There is a lot of information about housing affordability out there, and not all of it is accurate. We’ve compiled the most common myths and answered frequently asked questions.
Myth: If house prices fall, it means affordability is improving.
The over 60 changes to mortgage rules since 2009 have slowed or lowered housing prices in many markets, but this has not improved affordability. This lowering of prices is from artificially suppressed demand – the result of locking out well-qualified first-time homebuyers. Houses are not more affordable if their price is lower because mortgage rules now declare people can’t buy them.
Affordability is made up of three factors: house prices, mortgage rules, and income. Truly addressing affordability is not as simple as cutting out a percentage of the market to reduce the number of prospective buyers and making prices (and homeowners’ equity) fall. When prices drop because tens of thousands of millennials have been locked out of the market due to mortgage rules, that’s not improved affordability – it’s decreased affordability. The result is market instability, pent up demand, lowered homeowner equity, faltering local economies, and a whole generation of young and new Canadians with their financial futures hampered.
Myth: Changes to the stress test and mortgage amortizations will drive up housing prices
Purchasing a home is a good investment in Canada – homeowners and prospective buyers want their investment to appreciate at a reasonable rate over time. But that appreciation should be slow and steady to keep housing affordable so that when it’s time to sell, someone else can buy your home. That’s the balance we need.
Recent projections by CMHC suggest a return to 30-year insured mortgages for first-time buyers would only increase prices by 1% – 2.4% (the regular rate of inflation), while dramatically improving affordability and returning tens of thousands of well-qualified borrowers to the market. Similar results can be achieved with a well restructured stress test. One to two percent growth would be natural price appreciation, while tens of thousands of young Canadians would be able to responsibly enter homeownership without undue risk to themselves or Canada’s financial system.
Aren’t federal policies helping Canadians avoid excessive household debt? Wouldn’t changes increase borrowing (debt)?
CHBA recognizes that Canadians are carrying increasing consumer debt. However, mortgage debt is less precarious than other forms of debt (like car loans or cell phones), and is an investment, especially for younger first-time homebuyers.

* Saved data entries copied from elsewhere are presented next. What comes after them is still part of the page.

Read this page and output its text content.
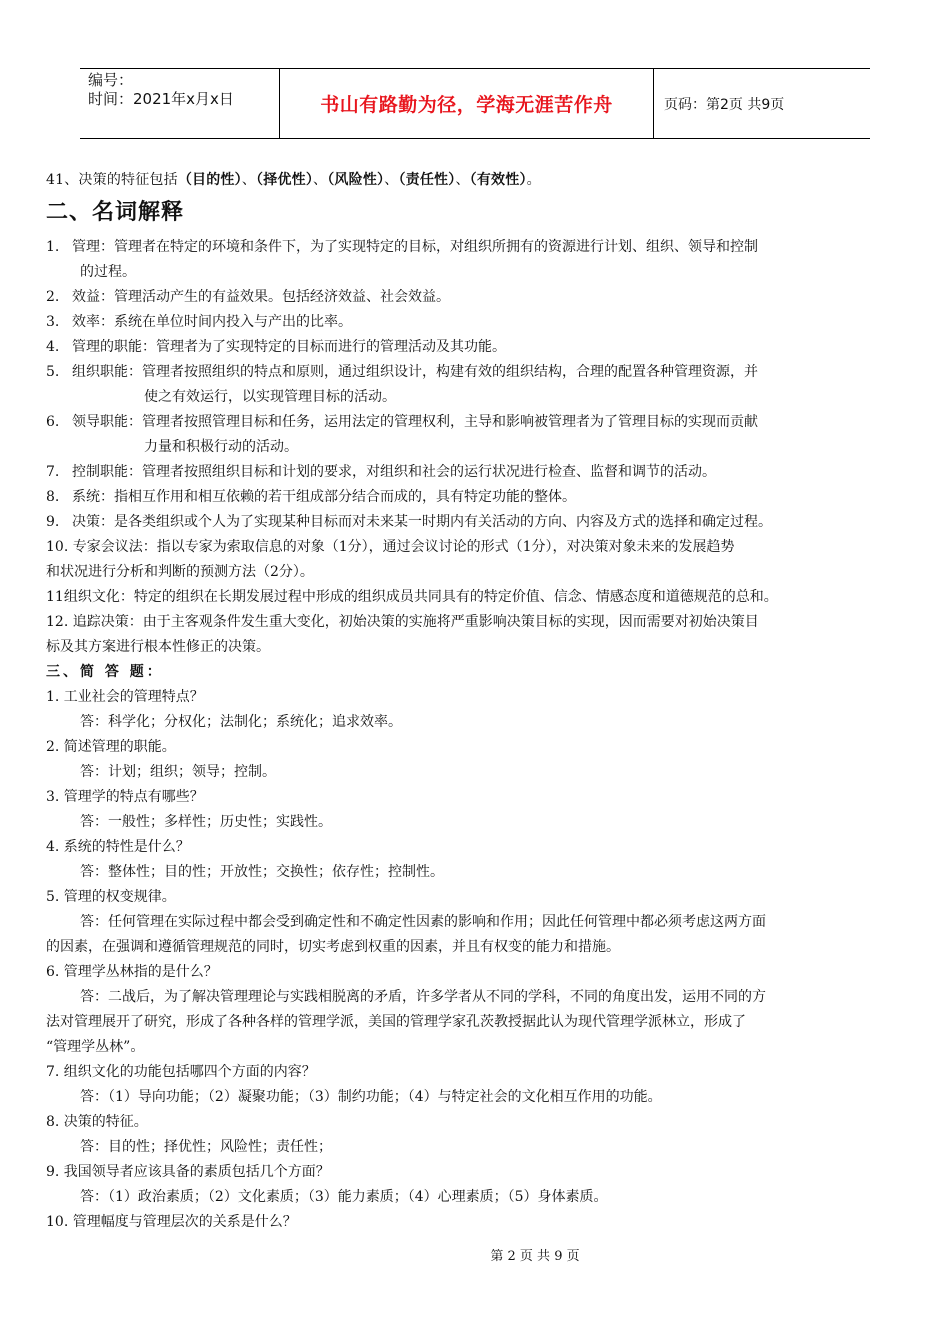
编号：
时间：2021年x月x日	书山有路勤为径，学海无涯苦作舟	页码：第2页 共9页
41、决策的特征包括（目的性）、（择优性）、（风险性）、（责任性）、（有效性）。
二、名词解释
1. 管理：管理者在特定的环境和条件下，为了实现特定的目标，对组织所拥有的资源进行计划、组织、领导和控制
的过程。
2. 效益：管理活动产生的有益效果。包括经济效益、社会效益。
3. 效率：系统在单位时间内投入与产出的比率。
4. 管理的职能：管理者为了实现特定的目标而进行的管理活动及其功能。
5. 组织职能：管理者按照组织的特点和原则，通过组织设计，构建有效的组织结构，合理的配置各种管理资源，并
使之有效运行，以实现管理目标的活动。
6. 领导职能：管理者按照管理目标和任务，运用法定的管理权利，主导和影响被管理者为了管理目标的实现而贡献
力量和积极行动的活动。
7. 控制职能：管理者按照组织目标和计划的要求，对组织和社会的运行状况进行检查、监督和调节的活动。
8. 系统：指相互作用和相互依赖的若干组成部分结合而成的，具有特定功能的整体。
9. 决策：是各类组织或个人为了实现某种目标而对未来某一时期内有关活动的方向、内容及方式的选择和确定过程。
10. 专家会议法：指以专家为索取信息的对象（1分），通过会议讨论的形式（1分），对决策对象未来的发展趋势
和状况进行分析和判断的预测方法（2分）。
11组织文化：特定的组织在长期发展过程中形成的组织成员共同具有的特定价值、信念、情感态度和道德规范的总和。
12. 追踪决策：由于主客观条件发生重大变化，初始决策的实施将严重影响决策目标的实现，因而需要对初始决策目
标及其方案进行根本性修正的决策。
三、简 答 题：
1. 工业社会的管理特点？
答：科学化；分权化；法制化；系统化；追求效率。
2. 简述管理的职能。
答：计划；组织；领导；控制。
3. 管理学的特点有哪些？
答：一般性；多样性；历史性；实践性。
4. 系统的特性是什么？
答：整体性；目的性；开放性；交换性；依存性；控制性。
5. 管理的权变规律。
答：任何管理在实际过程中都会受到确定性和不确定性因素的影响和作用；因此任何管理中都必须考虑这两方面
的因素，在强调和遵循管理规范的同时，切实考虑到权重的因素，并且有权变的能力和措施。
6. 管理学丛林指的是什么？
答：二战后，为了解决管理理论与实践相脱离的矛盾，许多学者从不同的学科，不同的角度出发，运用不同的方
法对管理展开了研究，形成了各种各样的管理学派，美国的管理学家孔茨教授据此认为现代管理学派林立，形成了
“管理学丛林”。
7. 组织文化的功能包括哪四个方面的内容？
答：（1）导向功能；（2）凝聚功能；（3）制约功能；（4）与特定社会的文化相互作用的功能。
8. 决策的特征。
答：目的性；择优性；风险性；责任性；
9. 我国领导者应该具备的素质包括几个方面？
答：（1）政治素质；（2）文化素质；（3）能力素质；（4）心理素质；（5）身体素质。
10. 管理幅度与管理层次的关系是什么？
第 2 页 共 9 页
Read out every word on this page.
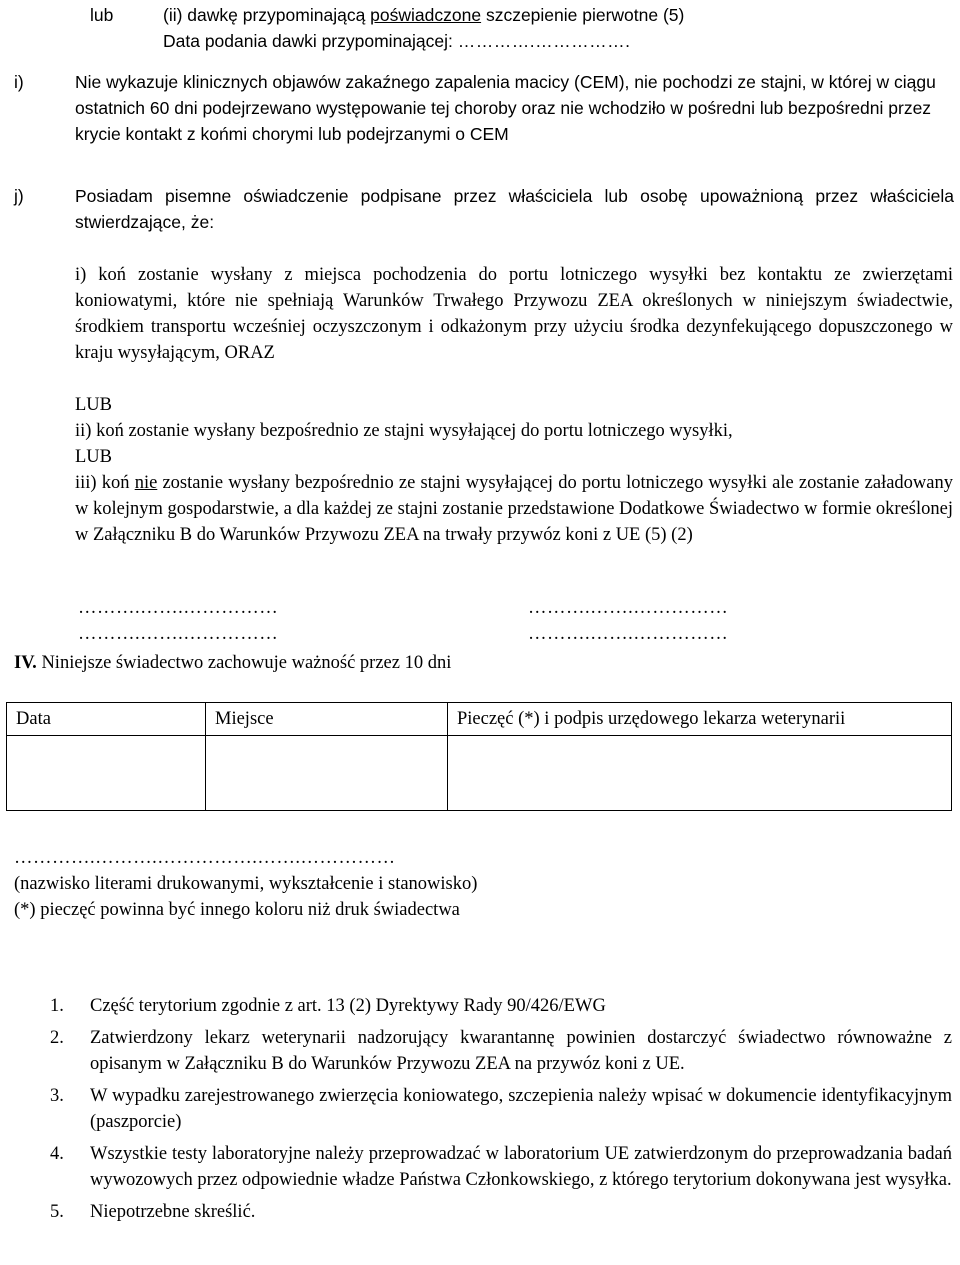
lub	(ii) dawkę przypominającą poświadczone szczepienie pierwotne (5)

Data podania dawki przypominającej: ………….…………….

i)	Nie wykazuje klinicznych objawów zakaźnego zapalenia macicy (CEM), nie pochodzi ze stajni, w której w ciągu ostatnich 60 dni podejrzewano występowanie tej choroby oraz nie wchodziło w pośredni lub bezpośredni przez krycie kontakt z końmi chorymi lub podejrzanymi o CEM
j)	Posiadam pisemne oświadczenie podpisane przez właściciela lub osobę upoważnioną przez właściciela stwierdzające, że:

i) koń zostanie wysłany z miejsca pochodzenia do portu lotniczego wysyłki bez kontaktu ze zwierzętami koniowatymi, które nie spełniają Warunków Trwałego Przywozu ZEA określonych w niniejszym świadectwie, środkiem transportu wcześniej oczyszczonym i odkażonym przy użyciu środka dezynfekującego dopuszczonego w kraju wysyłającym, ORAZ

LUB

ii) koń zostanie wysłany bezpośrednio ze stajni wysyłającej do portu lotniczego wysyłki,

LUB

iii) koń nie zostanie wysłany bezpośrednio ze stajni wysyłającej do portu lotniczego wysyłki ale zostanie załadowany w kolejnym gospodarstwie, a dla każdej ze stajni zostanie przedstawione Dodatkowe Świadectwo w formie określonej w Załączniku B do Warunków Przywozu ZEA na trwały przywóz koni z UE (5) (2)

……….…….……………	……….…….……………
……….…….……………	……….…….……………
IV. Niniejsze świadectwo zachowuje ważność przez 10 dni
Data	Miejsce	Pieczęć (*) i podpis urzędowego lekarza weterynarii

………….……….…………….…….……………

(nazwisko literami drukowanymi, wykształcenie i stanowisko)

(*) pieczęć powinna być innego koloru niż druk świadectwa

1. Część terytorium zgodnie z art. 13 (2) Dyrektywy Rady 90/426/EWG
2. Zatwierdzony lekarz weterynarii nadzorujący kwarantannę powinien dostarczyć świadectwo równoważne z opisanym w Załączniku B do Warunków Przywozu ZEA na przywóz koni z UE.
3. W wypadku zarejestrowanego zwierzęcia koniowatego, szczepienia należy wpisać w dokumencie identyfikacyjnym (paszporcie)
4. Wszystkie testy laboratoryjne należy przeprowadzać w laboratorium UE zatwierdzonym do przeprowadzania badań wywozowych przez odpowiednie władze Państwa Członkowskiego, z którego terytorium dokonywana jest wysyłka.
5. Niepotrzebne skreślić.
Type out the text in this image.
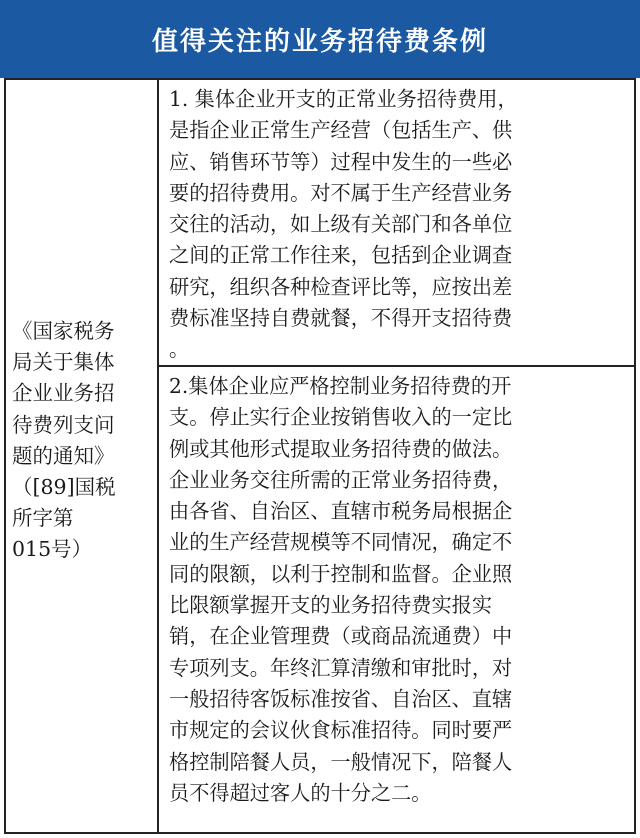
值得关注的业务招待费条例
《国家税务
局关于集体
企业业务招
待费列支问
题的通知》
（[89]国税
所字第
015号）
1. 集体企业开支的正常业务招待费用，
是指企业正常生产经营（包括生产、供
应、销售环节等）过程中发生的一些必
要的招待费用。对不属于生产经营业务
交往的活动，如上级有关部门和各单位
之间的正常工作往来，包括到企业调查
研究，组织各种检查评比等，应按出差
费标准坚持自费就餐，不得开支招待费
。
2.集体企业应严格控制业务招待费的开
支。停止实行企业按销售收入的一定比
例或其他形式提取业务招待费的做法。
企业业务交往所需的正常业务招待费，
由各省、自治区、直辖市税务局根据企
业的生产经营规模等不同情况，确定不
同的限额，以利于控制和监督。企业照
比限额掌握开支的业务招待费实报实
销，在企业管理费（或商品流通费）中
专项列支。年终汇算清缴和审批时，对
一般招待客饭标准按省、自治区、直辖
市规定的会议伙食标准招待。同时要严
格控制陪餐人员，一般情况下，陪餐人
员不得超过客人的十分之二。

Further, young Canadians manage debt very well and are very low risk. Canadians under 35 are at the lowest risk of falling into mortgage arrears: according to CHMC analysis of Equifax data, the delinquency rate for 25-34 year olds is 0.26%. (The average is 0.29% across all ages.) They also have their whole working lives ahead of them to pay down their mortgage, while their incomes increase over time.
The current blanket “stress test” does not recognize this fact, and current mortgage rules also fail to see the importance of homeownership as a key to individual financial security.
If too many people take on big mortgages, interest rates stay low, and house prices keep rising, aren’t we at risk of a housing crash?
While low interest rates were a factor in the U.S. 2008 Great Recession, they were not the only factor. Nor were house prices. The U.S. system was (and still is) very different than Canada’s. Canada’s financial system is ranked near the top globally. Canada has robust market fundamentals – including strong mortgage underwriting practices and stricter banking regulation – that would make it very difficult for the same thing to happen in our country. It is essential to balance fiscal prudence with access to homeownership for Canadians who value it.
I keep hearing that there are way more new condos than needed. How can you say we don’t have enough housing supply?
Empty condos and unsold units are the result of two things: a mismatch between what homebuyers want to live in and the real impact of the stress test settling in. Buyers are now struggling to close the financing on homes they agreed to purchase before the stress test requirements came into effect last year; well-qualified buyers, with income and a down payment, are suddenly finding they are no longer financially “good enough” to realize their dream of homeownership.
If people can’t buy a house, isn’t renting a good choice?
Renting may be the preferred choice for some people, and that’s okay. But 4 in 5 renters want to purchase their own home, and when they can’t we see a trickle-down effect. The stress test is preventing responsible and qualified homebuyers from entering the housing market, which clogs up the rental market. Over 80% of rental stock that becomes available each year comes from first-time homebuyers leaving the rental market. Right now, that is being stagnated, causing rental shortages and higher rent, and fewer units available for Canadians in housing need.